R. v. Cornelio

[1998] O.J. No. 4909



Application to exclude a statement made on arrest, did not understand English, convinced to come to Canada from Ecuador by an undercover officer, charged conspiracy to traffic in cocaine, discussion in Spanish with an officer, pre-arranged signal, arrest, RTC and duty counsel in English, some of rights translated by Spanish speaking officer, discussion re Spanish speaking lawyer, videotape turned off, to permit call to lawyer, back in, "No, not necessary", evidence of accused, concern re "police lawyer"
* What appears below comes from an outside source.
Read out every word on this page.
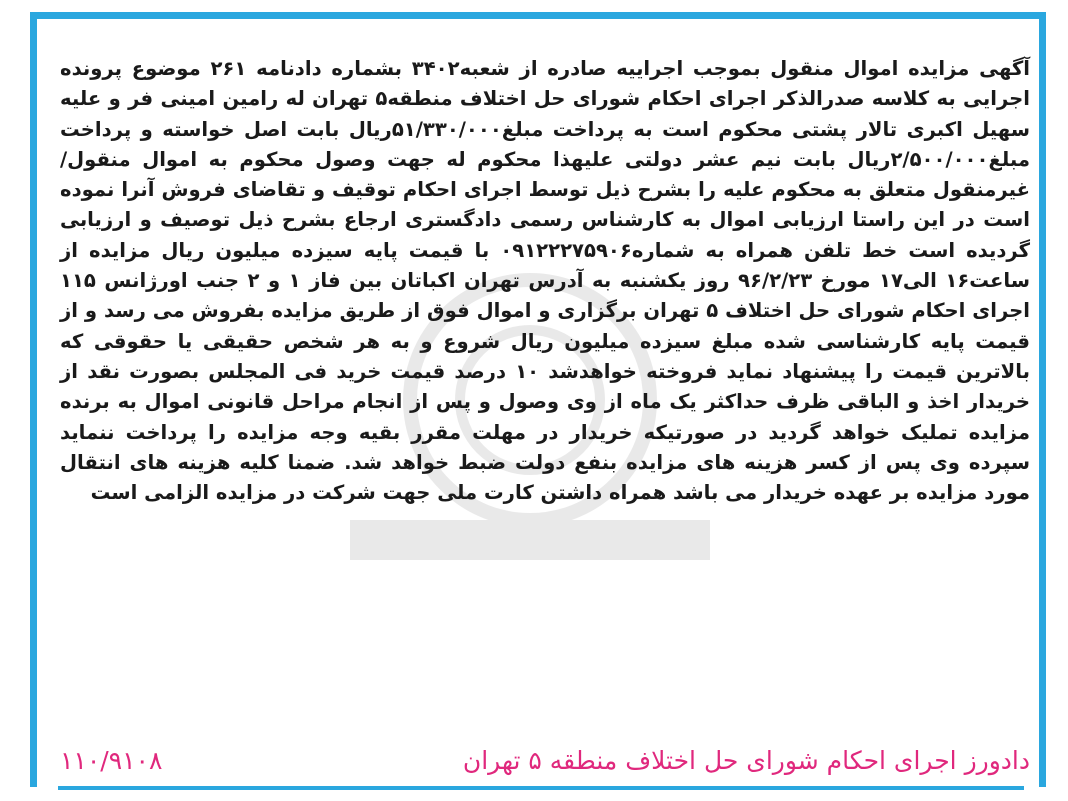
آگهی مزایده اموال منقول بموجب اجراییه صادره از شعبه۳۴۰۲ بشماره دادنامه ۲۶۱ موضوع پرونده اجرایی به کلاسه صدرالذکر اجرای احکام شورای حل اختلاف منطقه۵ تهران له رامین امینی فر و علیه سهیل اکبری تالار پشتی محکوم است به پرداخت مبلغ۵۱/۳۳۰/۰۰۰ریال بابت اصل خواسته و پرداخت مبلغ۲/۵۰۰/۰۰۰ریال بابت نیم عشر دولتی علیهذا محکوم له جهت وصول محکوم به اموال منقول/غیرمنقول متعلق به محکوم علیه را بشرح ذیل توسط اجرای احکام توقیف و تقاضای فروش آنرا نموده است در این راستا ارزیابی اموال به کارشناس رسمی دادگستری ارجاع بشرح ذیل توصیف و ارزیابی گردیده است خط تلفن همراه به شماره۰۹۱۲۲۲۷۵۹۰۶ با قیمت پایه سیزده میلیون ریال مزایده از ساعت۱۶ الی۱۷ مورخ ۹۶/۲/۲۳ روز یکشنبه به آدرس تهران اکباتان بین فاز ۱ و ۲ جنب اورژانس ۱۱۵ اجرای احکام شورای حل اختلاف ۵ تهران برگزاری و اموال فوق از طریق مزایده بفروش می رسد و از قیمت پایه کارشناسی شده مبلغ سیزده میلیون ریال شروع و به هر شخص حقیقی یا حقوقی که بالاترین قیمت را پیشنهاد نماید فروخته خواهدشد ۱۰ درصد قیمت خرید فی المجلس بصورت نقد از خریدار اخذ و الباقی ظرف حداکثر یک ماه از وی وصول و پس از انجام مراحل قانونی اموال به برنده مزایده تملیک خواهد گردید در صورتیکه خریدار در مهلت مقرر بقیه وجه مزایده را پرداخت ننماید سپرده وی پس از کسر هزینه های مزایده بنفع دولت ضبط خواهد شد. ضمنا کلیه هزینه های انتقال مورد مزایده بر عهده خریدار می باشد همراه داشتن کارت ملی جهت شرکت در مزایده الزامی است
دادورز اجرای احکام شورای حل اختلاف منطقه ۵ تهران
۱۱۰/۹۱۰۸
s. 14 not extending that far, the information given in Spanish made no reference to Ontario Legal Aid Plan or 1-800 number, Bartle: informational component of the RTC must be "comprehensive in scope"... officer didn't see logic in providing 1-800 number because didn't speak English, but this is a circumstance which required the police to give the accused more, rather than less, information than would be the case for a detainee familiar with our justice system... at arrest been in country for 24 hours...entitled to be told that the services of a free duty counsel were available and he should have been told that arrangements could be made for a Spanish interpreter if he wanted to use this service... it was also necessary to explain to accused that he was entitled to have a lawyer of his choice...para 25 "It was not made clear that he was free to select a lawyer of his choice, or that he could use an interpreter to speak to a non-Spanish lawyer, or that the Spanish-speaking lawyer arranged by the police had no connection to the police, or that legal aid assistance was available to pay private lawyers rather than having to use a "government lawyer"".